The young man was just a few shoulder-widths away.

“People were getting shot around us, and that was when we realized it was gunfire, and we started getting down - squatting down - and then the sound stopped again,” Carol said.

“I was pushing them down, trying to bury her and the step-daughter,” Corry said. When the shooting stopped, they moved - almost leap-frog style - to escape.

“It felt like an eternity listening to these shells and bullets hitting the steel fence just above us,” he said.

Carol said they were caught in a corner of the venue, at a barricade.

“You didn’t have time,” she said. “There were breaks in between when the shots were coming, but you are trying to collect your thoughts of what is actually happening … You think it is done, and you would start to get up, and then they would start up again and you’d have to get back down.”

During the last round of fire, the shots were going over their heads. They could hear the rounds hitting the fence.

“We didn’t know how close they were, but God knows I was praying,” Carol said, thinking about the possibility of losing her daughter or husband. “Parents are always willing to give up their lives for their kids, but you are in that situation, it is really scary.”

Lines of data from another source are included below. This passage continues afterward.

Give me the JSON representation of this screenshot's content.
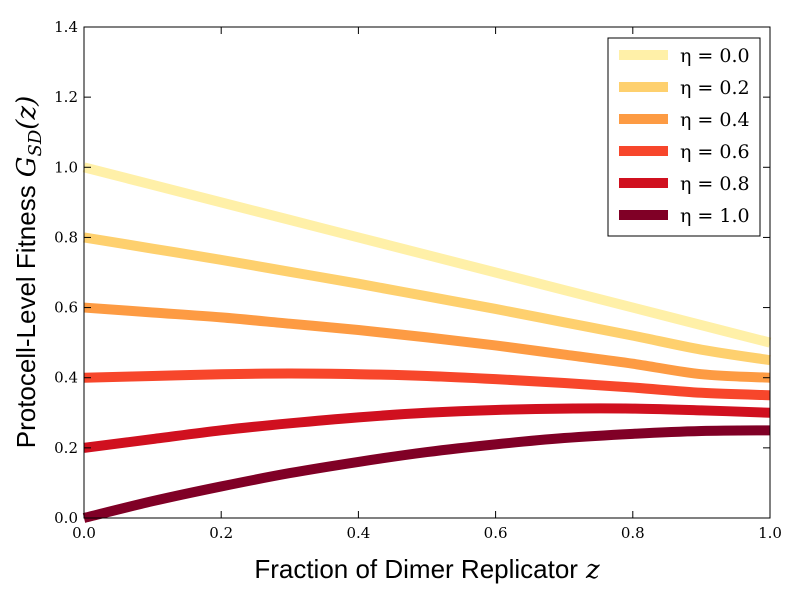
{
  "chart_data": {
    "type": "line",
    "title": "",
    "xlabel": "Fraction of Dimer Replicator",
    "xlabel_var": "z",
    "ylabel": "Protocell-Level Fitness",
    "ylabel_var": "G",
    "ylabel_sub": "SD",
    "ylabel_arg": "(z)",
    "xlim": [
      0.0,
      1.0
    ],
    "ylim": [
      0.0,
      1.4
    ],
    "xticks": [
      "0.0",
      "0.2",
      "0.4",
      "0.6",
      "0.8",
      "1.0"
    ],
    "yticks": [
      "0.0",
      "0.2",
      "0.4",
      "0.6",
      "0.8",
      "1.0",
      "1.2",
      "1.4"
    ],
    "grid": false,
    "legend_position": "top-right",
    "x": [
      0.0,
      0.1,
      0.2,
      0.3,
      0.4,
      0.5,
      0.6,
      0.7,
      0.8,
      0.9,
      1.0
    ],
    "series": [
      {
        "name": "η = 0.0",
        "color": "#fff0a8",
        "values": [
          1.0,
          0.95,
          0.9,
          0.85,
          0.8,
          0.75,
          0.7,
          0.65,
          0.6,
          0.55,
          0.5
        ]
      },
      {
        "name": "η = 0.2",
        "color": "#fed06e",
        "values": [
          0.8,
          0.768,
          0.736,
          0.702,
          0.668,
          0.632,
          0.596,
          0.558,
          0.52,
          0.48,
          0.45
        ]
      },
      {
        "name": "η = 0.4",
        "color": "#fd9b43",
        "values": [
          0.6,
          0.586,
          0.572,
          0.554,
          0.536,
          0.515,
          0.492,
          0.466,
          0.44,
          0.41,
          0.4
        ]
      },
      {
        "name": "η = 0.6",
        "color": "#f7462b",
        "values": [
          0.4,
          0.405,
          0.41,
          0.412,
          0.41,
          0.405,
          0.396,
          0.385,
          0.372,
          0.357,
          0.35
        ]
      },
      {
        "name": "η = 0.8",
        "color": "#d0101f",
        "values": [
          0.2,
          0.225,
          0.25,
          0.27,
          0.287,
          0.3,
          0.308,
          0.312,
          0.312,
          0.307,
          0.3
        ]
      },
      {
        "name": "η = 1.0",
        "color": "#800026",
        "values": [
          0.0,
          0.048,
          0.09,
          0.128,
          0.16,
          0.188,
          0.21,
          0.228,
          0.24,
          0.248,
          0.25
        ]
      }
    ]
  }
}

They worked to get Chrissy over the fence, then Carol.

“Once they were over the fence, I was going to go over, because there were people injured inside the fence,” Corry said.

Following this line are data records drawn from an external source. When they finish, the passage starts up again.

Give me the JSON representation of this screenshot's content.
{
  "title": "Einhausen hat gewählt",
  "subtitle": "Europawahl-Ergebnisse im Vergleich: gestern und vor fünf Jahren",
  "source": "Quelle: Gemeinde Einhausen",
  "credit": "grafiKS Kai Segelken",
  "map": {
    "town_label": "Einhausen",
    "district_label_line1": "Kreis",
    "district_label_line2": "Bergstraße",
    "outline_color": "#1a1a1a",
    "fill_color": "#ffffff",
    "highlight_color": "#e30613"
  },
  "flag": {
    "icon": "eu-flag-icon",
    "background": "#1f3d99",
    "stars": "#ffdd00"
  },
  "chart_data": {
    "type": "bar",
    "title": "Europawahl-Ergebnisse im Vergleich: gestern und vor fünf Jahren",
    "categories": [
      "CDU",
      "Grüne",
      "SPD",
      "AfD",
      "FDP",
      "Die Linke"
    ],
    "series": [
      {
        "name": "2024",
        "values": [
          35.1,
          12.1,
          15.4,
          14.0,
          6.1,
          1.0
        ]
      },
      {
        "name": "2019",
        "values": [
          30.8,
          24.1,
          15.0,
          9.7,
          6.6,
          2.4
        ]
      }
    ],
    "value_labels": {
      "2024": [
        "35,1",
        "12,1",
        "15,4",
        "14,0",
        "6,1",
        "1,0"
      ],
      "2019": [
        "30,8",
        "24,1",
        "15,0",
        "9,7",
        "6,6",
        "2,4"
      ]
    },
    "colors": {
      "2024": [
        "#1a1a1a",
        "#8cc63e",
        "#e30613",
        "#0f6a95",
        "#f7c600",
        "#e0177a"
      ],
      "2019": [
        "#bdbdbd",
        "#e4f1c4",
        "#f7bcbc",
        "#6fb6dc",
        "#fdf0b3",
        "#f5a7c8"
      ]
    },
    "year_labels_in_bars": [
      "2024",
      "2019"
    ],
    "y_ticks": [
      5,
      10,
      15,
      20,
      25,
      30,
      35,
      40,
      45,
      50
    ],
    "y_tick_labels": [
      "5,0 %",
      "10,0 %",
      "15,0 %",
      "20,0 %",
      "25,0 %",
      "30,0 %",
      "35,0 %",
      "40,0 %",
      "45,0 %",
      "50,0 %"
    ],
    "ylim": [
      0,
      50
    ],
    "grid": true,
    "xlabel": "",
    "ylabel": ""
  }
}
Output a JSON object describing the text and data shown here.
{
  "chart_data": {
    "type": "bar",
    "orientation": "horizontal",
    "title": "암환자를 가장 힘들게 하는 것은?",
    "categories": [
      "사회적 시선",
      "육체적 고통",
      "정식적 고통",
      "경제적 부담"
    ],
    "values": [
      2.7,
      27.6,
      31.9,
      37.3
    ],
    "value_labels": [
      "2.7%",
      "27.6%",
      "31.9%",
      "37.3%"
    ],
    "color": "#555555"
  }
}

Instead, he ended up working with other concertgoers to help some of the wounded escape toward waiting ambulances, until he could get to where Chrissy and Carol were hunkered down under the safety of the stage, along with wounded victims. He told one kid, “get someplace safe, I’ll be back,” and started assisting with initial triage.

“I can’t not go back and not help,” he explained. “It’s just not in me to walk away from it.”

Corry provided more than an hour of medical assistance to some of the more than 500 wounded.

He didn’t realize how bad the situation was until he went back over the fence, “and there were bodies everywhere - people screaming, yelling for help.”

After getting out of the venue, Carol took to social media to let people back home know that they were safe, and that Corry was providing medical assistance.

“They shut the whole strip down, and were checking hotels one by one because they didn’t know how many shooters there were,” she said. “They started clearing hotels one by one, coming toward us, so we were all in lockdown. … People weren’t gambling any more, they were up in their rooms. I couldn’t believe the amount of security, CIRT guys, but they were coming from everywhere, and they had their guns, big guns.” Corry said each time he went back to provide assistance, there was a law enforcement officer - sheriff, police or CIRT officer - within five or six feet to protect those trying to help.

While Corry was providing medical assistance, both Chrissy and Carol were moved to the Tropicana Hotel for a security check under lockdown.

Around 4 a.m. Monday, as best as they could recall, Corry, Carol and Chrissy reunited and were allowed to leave the strip and head back to Chrissy’s apartment in nearby Henderson.

“People were lying around,” Corry said. “The hotel brought out carts of blankets and sheets, and water. The hotel looked like a cyclone hit it, and we were one of the last groups to be let go.”

“I think this guy really put some thought into this, because it was the last act of the event,” Carol said of the shooter.